National Cancer Institute Continues Federal Government’s False Narrative about Trinity Test
Before the U.S. Army and the Manhattan Project exploded a one-hundred-ton pile of TNT on May 7, 1945 at the Trinity test site in south central New Mexico, the doctors were concerned about the impacts of radioactive fallout from the upcoming Trinity test that would occur on July 16th. In order to investigate the anticipated fallout and its distribution, the one-hundred-ton pile was spiked with plutonium from the Hanford site as a tracer. That fallout data is not publicly available.
The doctors created evacuation plans that were not used for the communities around the Trinity site. They established arbitrary and ever-changing radiological exposure standards that would lead to evacuation. The first standard would require evacuation at 50 times the official exposure limit. Quickly that arbitrary standard was increased to more than 800 times higher than the official exposure limit established two decades later.
After the Trinity test, Dr. Louis Hempelmann, Director of the Health Group at the Los Alamos site of the Manhattan Project, said some people “were probably over-exposed [to the Trinity test], but they couldn’t prove it and we couldn’t prove it. So we just assumed that we got away with it.” Thus began the false narrative that no one was harmed from the overexposure to radiation from the Trinity test.

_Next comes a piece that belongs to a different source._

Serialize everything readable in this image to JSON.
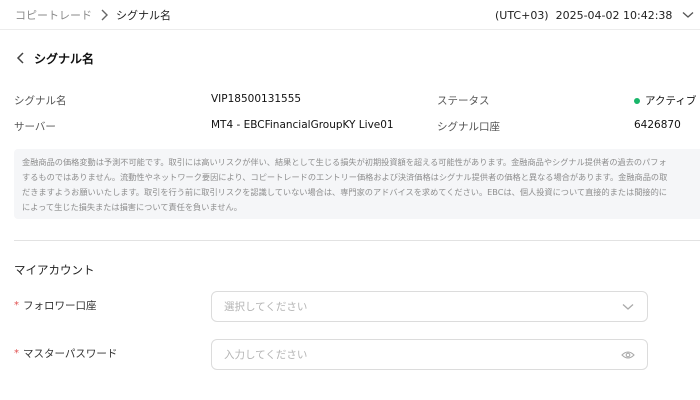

Nevertheless, this week, the National Cancer Institute continued the 75-year old false narrative with the release of a collection of six studies under the title, Study to Estimate Radiation Doses and Cancer Risks Resulting from Radioactive Fallout from the Trinity Nuclear Test. https://dceg.cancer.gov/research/how-we-study/exposure-assessment/trinity On the morning of Tuesday, September 1st, the entire study was publicly released, with limited time to review it before the virtual briefing began. While NCI said it would hold a second virtual briefing next week, many individuals and organizations plan to ask for more time to review the reports.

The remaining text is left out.